TRID is unique in that it is explicitly intended to expand the role of transit agencies in local value capture strategies. In addition to the increased ridership generated by new development near transit stops, it can also generate revenues to support transit service, capital improvements, and maintenance.

Key Provisions

Below is a summary of key provisions of the legislation.

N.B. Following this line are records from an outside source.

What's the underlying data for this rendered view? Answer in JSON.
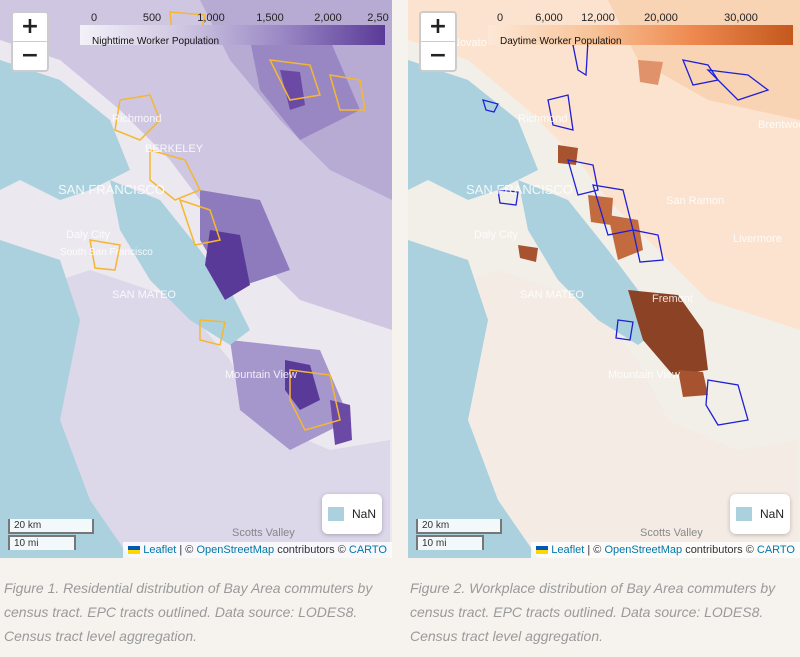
{
  "maps": [
    {
      "legend": {
        "ticks": [
          "0",
          "500",
          "1,000",
          "1,500",
          "2,000",
          "2,50"
        ],
        "label": "Nighttime Worker Population"
      },
      "zoom": {
        "in": "+",
        "out": "−"
      },
      "scale": {
        "km": "20 km",
        "mi": "10 mi"
      },
      "nan_label": "NaN",
      "attribution": {
        "leaflet": "Leaflet",
        "osm": "OpenStreetMap",
        "contrib": "contributors ©",
        "carto": "CARTO"
      },
      "place_labels": [
        "BERKELEY",
        "SAN FRANCISCO",
        "Richmond",
        "Daly City",
        "South San Francisco",
        "SAN MATEO",
        "Mountain View",
        "Scotts Valley"
      ],
      "colors": {
        "low": "#e8e4f1",
        "high": "#4b2a86",
        "outline": "#f5b731",
        "water": "#abd1de"
      }
    },
    {
      "legend": {
        "ticks": [
          "0",
          "6,000",
          "12,000",
          "20,000",
          "30,000"
        ],
        "label": "Daytime Worker Population"
      },
      "zoom": {
        "in": "+",
        "out": "−"
      },
      "scale": {
        "km": "20 km",
        "mi": "10 mi"
      },
      "nan_label": "NaN",
      "attribution": {
        "leaflet": "Leaflet",
        "osm": "OpenStreetMap",
        "contrib": "contributors ©",
        "carto": "CARTO"
      },
      "place_labels": [
        "Novato",
        "Richmond",
        "SAN FRANCISCO",
        "Daly City",
        "SAN MATEO",
        "San Ramon",
        "Livermore",
        "Fremont",
        "Brentwood",
        "Mountain View",
        "Scotts Valley"
      ],
      "colors": {
        "low": "#fde8d6",
        "high": "#7a3418",
        "outline": "#1f1fd6",
        "water": "#abd1de"
      }
    }
  ],
  "captions": [
    "Figure 1. Residential distribution of Bay Area commuters by census tract. EPC tracts outlined. Data source: LODES8. Census tract level aggregation.",
    "Figure 2. Workplace distribution of Bay Area commuters by census tract. EPC tracts outlined. Data source: LODES8. Census tract level aggregation."
  ]
}
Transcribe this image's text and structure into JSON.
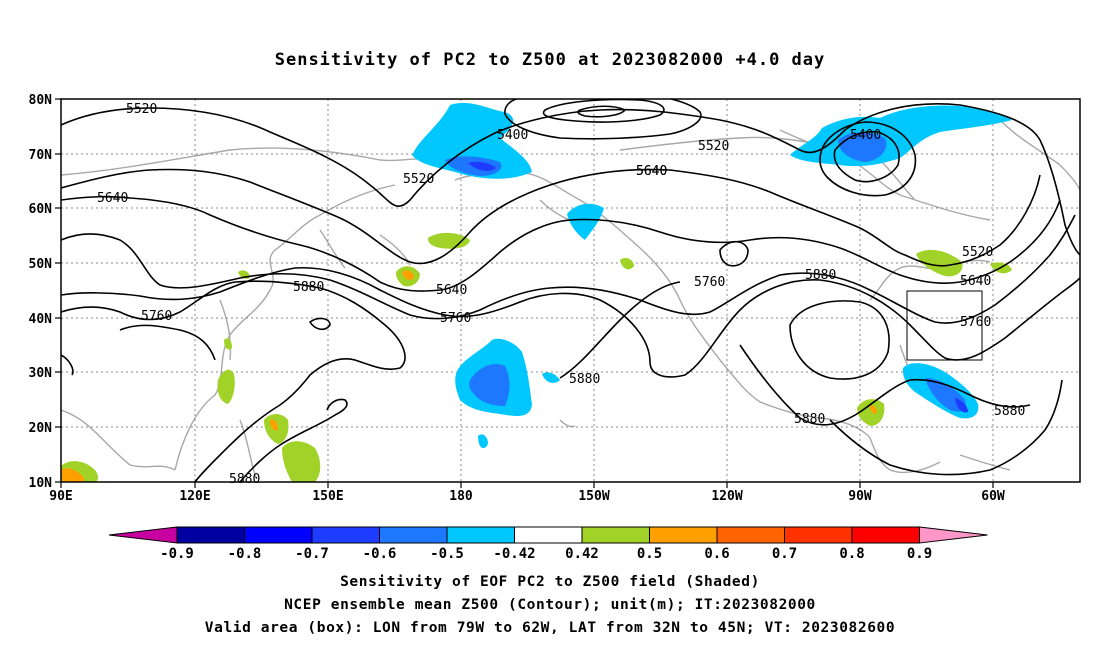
{
  "title": "Sensitivity of PC2 to Z500 at 2023082000 +4.0 day",
  "lat_labels": [
    "80N",
    "70N",
    "60N",
    "50N",
    "40N",
    "30N",
    "20N",
    "10N"
  ],
  "lon_labels": [
    "90E",
    "120E",
    "150E",
    "180",
    "150W",
    "120W",
    "90W",
    "60W"
  ],
  "contour_labels": [
    "5520",
    "5400",
    "5520",
    "5640",
    "5520",
    "5400",
    "5520",
    "5640",
    "5640",
    "5760",
    "5880",
    "5760",
    "5880",
    "5640",
    "5640",
    "5760",
    "5760",
    "5880",
    "5880",
    "5880",
    "5880"
  ],
  "colorbar": {
    "labels": [
      "-0.9",
      "-0.8",
      "-0.7",
      "-0.6",
      "-0.5",
      "-0.42",
      "0.42",
      "0.5",
      "0.6",
      "0.7",
      "0.8",
      "0.9"
    ],
    "colors": [
      "#c800a0",
      "#0000a0",
      "#0000ff",
      "#1e3cff",
      "#1e78ff",
      "#00c8ff",
      "#ffffff",
      "#a0d228",
      "#ffa000",
      "#ff6400",
      "#ff3200",
      "#ff0000",
      "#ff96c8"
    ]
  },
  "captions": {
    "line1": "Sensitivity of EOF PC2 to Z500 field (Shaded)",
    "line2": "NCEP ensemble mean Z500 (Contour); unit(m); IT:2023082000",
    "line3": "Valid area (box): LON from 79W to 62W, LAT from 32N to 45N; VT: 2023082600"
  }
}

  • Eligible TRID locations are defined by distance from a transit stop or station (at least 1/8 mile, but no more than ½ mile), and may include vacant, underutilized or potentially redevelopable land. Specific boundaries can be tailored to local circumstances based on property boundaries or other factors, when authorized by the jurisdiction and the transit agency, and supported by a TRID study.
  • TRIDs are designated by municipalities or counties, in cooperation with transit agencies, transportation authorities, and/or AMTRAK. The TRID may encompass an existing or planned station. The municipality or municipalities enter into an agreement with the transit agency, which defines the activities and commitments of each party to the TRID.
  • TRID plans are required, and must consider the need for capital improvements to transit-related facilities and adjacent public infrastructure as well as opportunities for private sector real estate development. The plan must also include a financial plan, including discussion of funding sources, a proposed amortization schedule where applicable and estimated future maintenance requirements.
  • DCED provides a 75% match for TRID planning efforts and related implementation activities, up to $75,000 per project. Municipalities undertaking a TRID planning study are also entitled to receive priority consideration for planning and implementation grants and technical assistance from DCED, working in partnership with the pertinent county planning agency or agencies and other State agencies with grant or loan programs that may be applicable to TRID. In addition, Commonwealth agencies are directed to provide State resources, programs and new capital investments that will assist local governments, transportation authorities and transit agencies to implement TRIDs.
  • Transit agencies may purchase and improve property within a TRID, consistent with existing authority and limitations on transit agencies to condemn and acquire land for public transportation purposes. A transit agency may not be the primary real estate developer, but it can purchase property, make improvements, and work with the local jurisdiction(s) to offer it for sale for uses consistent with the plan. Alternatively, they can advertise the presence of development opportunities within the plan area.
  • While a management entity must be designated to manage and facilitate implementation, municipalities retain policy and oversight responsibilities over the budgetary and programmatic actions of the entity. Neighborhood improvement districts or business improvement districts may act as the managing entity for implementation activities.
  • Value capture areas are coterminous with TRID boundaries, within which taxing entities can share incremental tax increases generated by new real estate investment in the TRID. The tax revenues are dedicated to specific improvements designated in the TRID planning study.
  • Community involvement is required during the planning and establishment of a TRID, including at least one public meeting to explain TRID and alternative implementation approaches, and another to review the proposed joint development plan and its related public improvements prior to implementation.